If the Jews brought the Holocaust on themselves, the reasoning goes, then there is no moral grounds for compensating them with a national home in what the PLO considers Palestine.
This ignores not just a Nazi obsession with Jews that did not discriminate by occupation, nationality, age or gender, but also the legitimacy of a Jewish project of self-rule in their historic homeland that predated and was well underway before the Holocaust.
“But this is not accepted in the Arab worldview,” she said.
Claiming that Zionists were complicit in the Holocaust – a trope that is gaining traction among supporters of the far left in Britain – also feeds the notion that the West is to blame for giving Palestine to the Jews, Webman said.
In the Arab world, Holocaust distortion is part of a broader effort to deny ties between the Jewish people and Israel, Webman said. And on that front, she added, “Abbas is a prominent voice, it’s a big part of his legacy.”
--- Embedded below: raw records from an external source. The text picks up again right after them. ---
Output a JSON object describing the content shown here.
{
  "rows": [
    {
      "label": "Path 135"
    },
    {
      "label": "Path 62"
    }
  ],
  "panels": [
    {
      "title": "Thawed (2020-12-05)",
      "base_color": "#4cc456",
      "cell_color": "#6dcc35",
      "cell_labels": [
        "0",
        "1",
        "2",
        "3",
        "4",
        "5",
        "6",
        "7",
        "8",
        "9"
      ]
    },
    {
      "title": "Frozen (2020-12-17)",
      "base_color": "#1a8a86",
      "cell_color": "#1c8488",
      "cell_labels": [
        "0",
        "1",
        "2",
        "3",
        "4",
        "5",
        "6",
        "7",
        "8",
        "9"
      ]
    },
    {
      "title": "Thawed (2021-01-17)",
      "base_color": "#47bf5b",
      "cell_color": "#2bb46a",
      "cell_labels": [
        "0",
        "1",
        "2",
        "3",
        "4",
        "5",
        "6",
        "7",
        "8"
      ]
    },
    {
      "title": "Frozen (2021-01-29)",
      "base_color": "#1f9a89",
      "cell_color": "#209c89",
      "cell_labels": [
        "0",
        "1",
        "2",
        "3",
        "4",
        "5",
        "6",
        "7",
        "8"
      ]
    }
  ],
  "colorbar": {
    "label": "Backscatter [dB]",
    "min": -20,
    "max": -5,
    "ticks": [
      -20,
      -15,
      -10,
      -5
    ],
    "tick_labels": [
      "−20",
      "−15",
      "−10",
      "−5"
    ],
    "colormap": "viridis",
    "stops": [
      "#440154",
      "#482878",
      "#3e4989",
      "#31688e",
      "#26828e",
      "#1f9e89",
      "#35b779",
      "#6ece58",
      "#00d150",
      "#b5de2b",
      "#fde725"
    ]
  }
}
This effort by Abbas included promoting at UNESCO several resolutions since 2015 that deny or ignore Jewish historical ties to Jerusalem. And it also featured prominently in his Ramallah speech, although this element was eclipsed by his apparent justification of the Holocaust.
On Monday, quoting a widely discredited theory about the mass conversion to Judaism of the Turkic nation of the Khazars in the ninth century, Abbas said about Ashkenazi Jews, “They are not Semites and have no connection to Semites, neither to Abraham nor to Jacob.”